AI and machine learning has the ability to transform businesses within the financial sector, and this Forbes article discusses the competitor advantages the technology has to offer. From chatbots and personalised customer service to providing 24/7 banking services and preventing and detecting fraud and money laundering, AI is in widespread use protecting and serving the financial services industry.

However, the article does touch on a key barrier within smaller financial companies: the high salaries of AI expertise. This creates two trends – a tendency to look outside the business for experienced support, plus a lack of tolerance for AI projects that fail to add value.

Our artificial intelligence and machine learning services not only give smaller financial institutions access to this expertise, but our practical approach ensures that no technology is deployed before a clear financial case is scientifically discovered.

  1. How AI is revolutionizing financial services

Building off the Forbes article above that looks at where AI is currently proving valuable for financial services, McKinsey Global Institutes predicts that from the $5.6 billion that banks are expected to spend on implementing AI in 2019, the financial industry could see a return of upwards of $250 billion.
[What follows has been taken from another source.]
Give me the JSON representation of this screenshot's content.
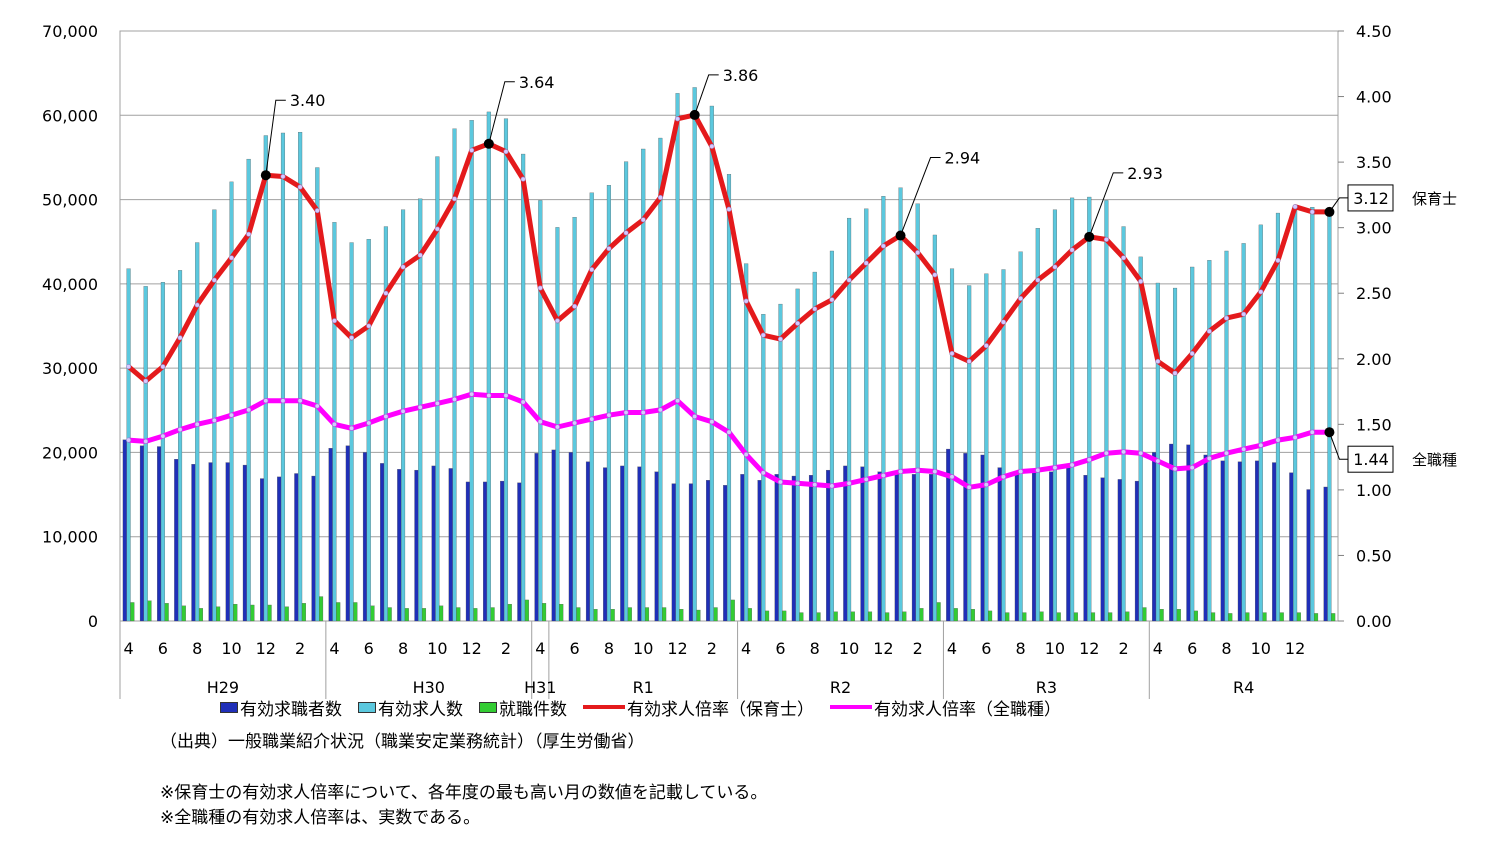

The additional angle this article covers is the potential compliance challenges businesses face when deploying AI, especially if machine learning is to determine credit risks for potential new customers. The main question being asked is whether AI’s output is transparent enough given regulators’ requirements for fully explicable decision-making – the so-called black box problem – which in turn leads to concerns over whether AI can truly be unbiased if it naturally dependent on the data it is given. Or more accurately, data that humans have chosen to give it. There is no silver bullet to this, but some solutions include ensuring the team managing the AI project is diverse, although this inherently requires an even greater salary spend.

These five stories provide an excellent primer for businesses investigating the opportunity that AI presents to their business. And the key theme across them all is clear: finding the right use case for your AI project is more than half the battle.